In an April 28, 2022, response to LIPA, Andrea Elder-Howell, PSEG vice president of legal service, called LIPA’s rejection of Dickens "unreasonable," and asked the authority to "withdraw its rejection promptly."

Elder-Howell pointed to endorsements of Dickens by PSEG’s top officials as showing he was "beyond qualified," given his past high-level roles at PSEG and as president of Allegheny Power. She refuted the reasons LIPA asserted — that Dickens "did not provide substantive answers to specific questions" — by saying, "no one in his specific position would be expected to answer at that time," prior to any tenure with LIPA.

She also said it was "unreasonable" to expect Dickens "to converse at an in-depth level about the specifics of ... a complex Customer Information System."

LIPA also questioned Dickens on his views of the long list of performance metrics that PSEG must meet to receive more than $20 million in annual compensation. PSEG's lawyer pushed back on LIPA claims that Dickens viewed LIPA’s list of 96 new performance metrics as "paper exercises and busy work," noting he stated it was "important to prioritize the most critical metrics ..."

Concerning the "beat LIPA up" comment, Elder-Howell wrote that Dickens' statements generally were made in a "nonpublic setting" and that Dickens was "not expected to provide answers intended for the public during this meeting." She wrote he was "keenly aware of the difference between private and public statements and has significant experience navigating public statements."

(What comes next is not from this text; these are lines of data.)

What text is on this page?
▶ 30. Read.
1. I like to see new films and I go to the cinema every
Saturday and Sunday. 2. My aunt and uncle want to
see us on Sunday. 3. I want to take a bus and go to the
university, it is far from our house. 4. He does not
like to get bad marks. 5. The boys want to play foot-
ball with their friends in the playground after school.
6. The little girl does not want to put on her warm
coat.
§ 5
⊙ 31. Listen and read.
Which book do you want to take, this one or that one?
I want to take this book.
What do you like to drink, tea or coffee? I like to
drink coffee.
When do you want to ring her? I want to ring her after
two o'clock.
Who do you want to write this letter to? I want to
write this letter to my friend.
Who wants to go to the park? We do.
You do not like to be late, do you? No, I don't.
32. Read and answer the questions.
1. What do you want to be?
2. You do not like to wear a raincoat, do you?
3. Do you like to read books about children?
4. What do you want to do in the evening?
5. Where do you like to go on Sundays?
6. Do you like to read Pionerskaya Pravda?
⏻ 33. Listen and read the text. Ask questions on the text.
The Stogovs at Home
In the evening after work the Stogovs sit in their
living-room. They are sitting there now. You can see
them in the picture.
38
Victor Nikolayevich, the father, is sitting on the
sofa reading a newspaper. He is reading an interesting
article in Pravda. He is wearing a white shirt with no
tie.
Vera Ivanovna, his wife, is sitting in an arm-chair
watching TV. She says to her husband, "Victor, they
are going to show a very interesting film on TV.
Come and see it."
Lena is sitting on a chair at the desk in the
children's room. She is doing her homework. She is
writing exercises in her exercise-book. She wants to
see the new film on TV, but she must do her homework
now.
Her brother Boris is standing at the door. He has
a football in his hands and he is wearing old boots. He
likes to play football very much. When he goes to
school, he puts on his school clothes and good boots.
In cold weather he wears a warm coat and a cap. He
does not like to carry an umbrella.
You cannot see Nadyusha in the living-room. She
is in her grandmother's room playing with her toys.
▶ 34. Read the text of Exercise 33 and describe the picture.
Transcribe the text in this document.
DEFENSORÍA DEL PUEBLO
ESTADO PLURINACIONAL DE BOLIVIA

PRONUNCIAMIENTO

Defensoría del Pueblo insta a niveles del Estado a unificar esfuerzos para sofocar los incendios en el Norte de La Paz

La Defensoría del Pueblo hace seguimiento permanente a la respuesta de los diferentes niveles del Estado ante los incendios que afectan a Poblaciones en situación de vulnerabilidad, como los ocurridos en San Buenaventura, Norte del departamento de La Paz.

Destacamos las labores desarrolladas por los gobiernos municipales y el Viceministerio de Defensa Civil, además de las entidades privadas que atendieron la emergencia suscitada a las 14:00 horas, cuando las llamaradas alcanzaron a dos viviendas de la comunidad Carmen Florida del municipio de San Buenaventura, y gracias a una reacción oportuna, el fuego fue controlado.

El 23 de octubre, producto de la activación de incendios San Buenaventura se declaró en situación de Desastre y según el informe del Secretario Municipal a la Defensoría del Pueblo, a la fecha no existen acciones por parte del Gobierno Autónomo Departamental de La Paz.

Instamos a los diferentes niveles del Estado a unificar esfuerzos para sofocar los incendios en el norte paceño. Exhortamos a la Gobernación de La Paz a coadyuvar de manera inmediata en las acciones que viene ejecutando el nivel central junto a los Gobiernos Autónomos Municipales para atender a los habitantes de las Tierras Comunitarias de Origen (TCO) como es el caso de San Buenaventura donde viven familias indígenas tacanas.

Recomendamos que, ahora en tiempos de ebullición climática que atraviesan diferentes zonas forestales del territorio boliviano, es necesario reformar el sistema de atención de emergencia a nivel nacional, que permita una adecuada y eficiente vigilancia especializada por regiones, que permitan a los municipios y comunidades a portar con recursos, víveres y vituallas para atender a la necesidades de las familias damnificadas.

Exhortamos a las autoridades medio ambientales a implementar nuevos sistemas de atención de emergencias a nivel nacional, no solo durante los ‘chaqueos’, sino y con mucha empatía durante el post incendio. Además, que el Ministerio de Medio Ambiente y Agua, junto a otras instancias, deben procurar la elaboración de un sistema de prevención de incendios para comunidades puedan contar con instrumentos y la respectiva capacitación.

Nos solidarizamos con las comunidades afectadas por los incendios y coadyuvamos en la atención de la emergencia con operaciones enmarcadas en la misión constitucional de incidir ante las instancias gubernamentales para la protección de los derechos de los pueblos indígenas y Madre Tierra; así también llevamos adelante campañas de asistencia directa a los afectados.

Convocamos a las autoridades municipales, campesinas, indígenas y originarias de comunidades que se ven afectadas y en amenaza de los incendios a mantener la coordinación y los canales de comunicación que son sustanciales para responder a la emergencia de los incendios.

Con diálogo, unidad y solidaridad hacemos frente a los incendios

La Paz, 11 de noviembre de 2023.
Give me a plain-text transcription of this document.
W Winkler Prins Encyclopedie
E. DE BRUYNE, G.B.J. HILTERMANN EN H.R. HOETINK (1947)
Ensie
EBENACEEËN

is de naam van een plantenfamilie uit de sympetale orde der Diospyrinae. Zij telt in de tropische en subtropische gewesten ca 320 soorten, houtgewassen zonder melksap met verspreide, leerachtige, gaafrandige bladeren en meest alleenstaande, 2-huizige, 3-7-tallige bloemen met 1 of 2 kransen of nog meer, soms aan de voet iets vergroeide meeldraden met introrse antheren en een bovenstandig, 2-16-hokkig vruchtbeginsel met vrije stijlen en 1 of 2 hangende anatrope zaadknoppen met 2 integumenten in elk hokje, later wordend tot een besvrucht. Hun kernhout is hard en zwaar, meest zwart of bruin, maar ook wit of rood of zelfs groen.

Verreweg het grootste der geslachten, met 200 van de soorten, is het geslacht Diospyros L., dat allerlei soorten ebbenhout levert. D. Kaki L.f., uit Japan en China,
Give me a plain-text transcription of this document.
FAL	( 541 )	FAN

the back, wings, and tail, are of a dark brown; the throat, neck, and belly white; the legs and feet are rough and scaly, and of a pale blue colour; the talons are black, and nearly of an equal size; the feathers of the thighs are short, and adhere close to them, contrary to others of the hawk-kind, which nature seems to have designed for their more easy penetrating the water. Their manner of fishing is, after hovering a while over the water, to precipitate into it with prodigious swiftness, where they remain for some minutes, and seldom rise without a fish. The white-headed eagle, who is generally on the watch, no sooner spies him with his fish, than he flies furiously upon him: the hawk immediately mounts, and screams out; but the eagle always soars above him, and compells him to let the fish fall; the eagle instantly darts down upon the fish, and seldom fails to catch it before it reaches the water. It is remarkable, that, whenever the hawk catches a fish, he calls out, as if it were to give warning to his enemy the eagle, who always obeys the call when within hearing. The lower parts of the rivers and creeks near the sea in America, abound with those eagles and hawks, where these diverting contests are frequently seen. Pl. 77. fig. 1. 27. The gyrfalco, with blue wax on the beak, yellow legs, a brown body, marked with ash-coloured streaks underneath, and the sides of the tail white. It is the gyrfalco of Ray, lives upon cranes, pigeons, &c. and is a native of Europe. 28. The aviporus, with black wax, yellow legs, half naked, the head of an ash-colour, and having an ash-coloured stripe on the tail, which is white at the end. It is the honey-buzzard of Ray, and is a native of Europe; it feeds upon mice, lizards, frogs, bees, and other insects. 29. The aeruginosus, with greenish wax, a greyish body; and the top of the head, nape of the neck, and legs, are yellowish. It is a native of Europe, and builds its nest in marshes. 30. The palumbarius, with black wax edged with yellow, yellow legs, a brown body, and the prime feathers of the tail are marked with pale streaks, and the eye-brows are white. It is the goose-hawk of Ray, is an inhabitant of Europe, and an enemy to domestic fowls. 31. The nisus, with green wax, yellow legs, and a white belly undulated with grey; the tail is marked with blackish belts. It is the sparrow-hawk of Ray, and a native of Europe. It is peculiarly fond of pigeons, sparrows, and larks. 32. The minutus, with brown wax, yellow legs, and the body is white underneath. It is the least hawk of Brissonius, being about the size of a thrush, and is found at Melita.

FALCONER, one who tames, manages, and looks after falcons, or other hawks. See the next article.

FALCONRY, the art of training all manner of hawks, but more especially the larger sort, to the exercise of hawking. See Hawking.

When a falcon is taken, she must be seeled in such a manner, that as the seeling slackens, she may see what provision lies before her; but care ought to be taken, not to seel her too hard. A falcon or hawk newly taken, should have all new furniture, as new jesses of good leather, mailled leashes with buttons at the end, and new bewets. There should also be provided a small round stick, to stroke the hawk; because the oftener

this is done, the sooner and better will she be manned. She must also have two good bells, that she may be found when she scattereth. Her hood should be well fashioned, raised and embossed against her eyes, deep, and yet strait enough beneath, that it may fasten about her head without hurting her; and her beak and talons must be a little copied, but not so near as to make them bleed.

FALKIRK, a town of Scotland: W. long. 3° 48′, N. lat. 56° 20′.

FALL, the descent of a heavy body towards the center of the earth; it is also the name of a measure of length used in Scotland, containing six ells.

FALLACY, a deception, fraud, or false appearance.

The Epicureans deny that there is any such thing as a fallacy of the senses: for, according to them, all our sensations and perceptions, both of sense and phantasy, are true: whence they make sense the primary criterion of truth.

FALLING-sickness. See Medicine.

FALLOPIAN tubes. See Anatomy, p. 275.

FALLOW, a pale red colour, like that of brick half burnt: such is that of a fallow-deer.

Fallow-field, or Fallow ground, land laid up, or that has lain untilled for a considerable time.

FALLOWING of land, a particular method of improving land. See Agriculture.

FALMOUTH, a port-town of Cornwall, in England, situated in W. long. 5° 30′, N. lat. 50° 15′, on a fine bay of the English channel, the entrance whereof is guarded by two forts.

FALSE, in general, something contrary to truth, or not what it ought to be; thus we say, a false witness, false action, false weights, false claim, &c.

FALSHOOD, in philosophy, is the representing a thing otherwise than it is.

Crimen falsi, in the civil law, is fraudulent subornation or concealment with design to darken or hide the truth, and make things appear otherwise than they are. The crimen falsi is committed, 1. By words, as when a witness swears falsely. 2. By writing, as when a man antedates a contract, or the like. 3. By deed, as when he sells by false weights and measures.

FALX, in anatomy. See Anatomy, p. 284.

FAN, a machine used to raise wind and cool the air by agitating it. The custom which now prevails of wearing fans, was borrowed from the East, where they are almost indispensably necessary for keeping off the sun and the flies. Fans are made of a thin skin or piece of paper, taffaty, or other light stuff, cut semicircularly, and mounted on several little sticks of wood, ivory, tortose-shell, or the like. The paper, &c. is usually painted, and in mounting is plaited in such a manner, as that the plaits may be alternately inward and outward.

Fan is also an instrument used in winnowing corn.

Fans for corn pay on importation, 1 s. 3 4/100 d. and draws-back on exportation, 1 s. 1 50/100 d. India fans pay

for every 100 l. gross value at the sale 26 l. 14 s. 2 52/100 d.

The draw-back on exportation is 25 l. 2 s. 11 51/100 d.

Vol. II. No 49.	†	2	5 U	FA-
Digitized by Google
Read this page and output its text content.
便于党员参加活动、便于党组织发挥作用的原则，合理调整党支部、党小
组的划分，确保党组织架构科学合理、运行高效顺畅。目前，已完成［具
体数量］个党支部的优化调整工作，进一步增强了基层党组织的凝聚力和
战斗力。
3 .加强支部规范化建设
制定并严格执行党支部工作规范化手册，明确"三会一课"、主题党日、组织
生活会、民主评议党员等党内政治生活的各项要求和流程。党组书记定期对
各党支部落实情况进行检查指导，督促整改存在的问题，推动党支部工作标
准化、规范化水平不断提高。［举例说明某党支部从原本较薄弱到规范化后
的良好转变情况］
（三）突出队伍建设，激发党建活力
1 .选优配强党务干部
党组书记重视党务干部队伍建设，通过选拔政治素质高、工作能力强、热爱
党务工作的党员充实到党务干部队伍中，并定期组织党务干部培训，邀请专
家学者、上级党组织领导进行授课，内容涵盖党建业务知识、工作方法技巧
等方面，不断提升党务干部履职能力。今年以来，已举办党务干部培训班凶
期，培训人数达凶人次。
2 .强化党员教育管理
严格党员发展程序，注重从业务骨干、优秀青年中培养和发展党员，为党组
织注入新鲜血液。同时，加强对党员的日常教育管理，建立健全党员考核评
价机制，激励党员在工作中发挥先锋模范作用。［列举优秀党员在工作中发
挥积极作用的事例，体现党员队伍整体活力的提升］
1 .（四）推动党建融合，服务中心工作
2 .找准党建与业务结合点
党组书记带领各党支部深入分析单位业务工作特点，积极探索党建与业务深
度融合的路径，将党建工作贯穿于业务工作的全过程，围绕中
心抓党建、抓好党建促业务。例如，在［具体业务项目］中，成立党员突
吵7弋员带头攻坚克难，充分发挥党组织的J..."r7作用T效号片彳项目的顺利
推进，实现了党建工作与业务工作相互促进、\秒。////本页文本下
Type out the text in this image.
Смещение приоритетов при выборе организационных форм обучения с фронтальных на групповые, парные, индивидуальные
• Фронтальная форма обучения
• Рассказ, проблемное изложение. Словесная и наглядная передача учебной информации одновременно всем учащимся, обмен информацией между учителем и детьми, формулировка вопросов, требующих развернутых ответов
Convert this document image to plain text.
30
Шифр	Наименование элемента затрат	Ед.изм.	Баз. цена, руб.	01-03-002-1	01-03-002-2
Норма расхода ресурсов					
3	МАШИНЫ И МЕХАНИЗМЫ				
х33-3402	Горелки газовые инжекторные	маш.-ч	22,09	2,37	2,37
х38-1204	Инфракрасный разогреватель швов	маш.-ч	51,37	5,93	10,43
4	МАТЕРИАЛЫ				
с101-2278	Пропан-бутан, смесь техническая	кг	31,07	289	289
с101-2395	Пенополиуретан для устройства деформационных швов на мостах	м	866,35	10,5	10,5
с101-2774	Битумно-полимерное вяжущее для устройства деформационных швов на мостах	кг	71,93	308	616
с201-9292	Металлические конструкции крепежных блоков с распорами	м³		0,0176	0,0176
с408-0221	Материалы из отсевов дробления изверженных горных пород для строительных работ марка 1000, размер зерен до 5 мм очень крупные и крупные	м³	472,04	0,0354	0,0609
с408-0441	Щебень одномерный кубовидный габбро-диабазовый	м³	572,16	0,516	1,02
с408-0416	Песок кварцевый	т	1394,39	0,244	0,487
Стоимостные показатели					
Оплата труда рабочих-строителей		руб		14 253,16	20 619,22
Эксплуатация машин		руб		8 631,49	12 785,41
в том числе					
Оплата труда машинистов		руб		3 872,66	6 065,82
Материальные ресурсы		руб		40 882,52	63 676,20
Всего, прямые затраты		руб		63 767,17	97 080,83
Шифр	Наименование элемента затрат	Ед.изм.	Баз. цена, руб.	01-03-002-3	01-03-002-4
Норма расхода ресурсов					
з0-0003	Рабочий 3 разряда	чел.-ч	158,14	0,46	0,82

LIPA didn't back down, writing in an April 29, 2022, letter that Dickens’ comment did little to indicate PSEG was "truly committed to resetting the relationship" between the two entities, which had soured following the tropical storm and revelations during task-force investigations into it.

LIPA officials and trustees pushed publicly for widespread changes after the storm, which saw some 650,000 outages and communications and computer breakdowns, among other problems. LIPA also alleged PSEG misled it on matters related to the timing of a computer system upgrade prior to the storm, charges PSEG has pushed back on.

The 2022 letter from LIPA general counsel Bobbi O’Connor said a "better way of demonstrating that commitment [to repairing their frayed relationship] would be to accept your client’s [LIPA] decision to reasonably withhold its approval of Mr. Dickens, and to move forward to identify a candidate that addresses our concerns so that LIPA can reasonably approve that candidate."

PSEG ultimately did file for arbitration on the matter, but dropped it and soon appointed Dickens as "executive adviser" overseeing Long Island. PSEG has still not filled the permanent position of president and chief operating officer. David Lyons, executive director for special projects for PSEG Long Island, has been filling the president and chief operating role on an interim basis. His annual compensation for 2024 was just over $837,000, Newsday has reported.

At the same time, most of the LIPA executives and board members who raised private and public concerns about PSEG have either resigned or been replaced in the wake of Gov. Kathy Hochul’s appointment of a new slate of trustees. The state Inspector General is investigating the utility and this summer interviewed at least one person close to the procurement who has initiated an ethics complaint tied to alleged irregularities around the process, according to two people briefed on the matter.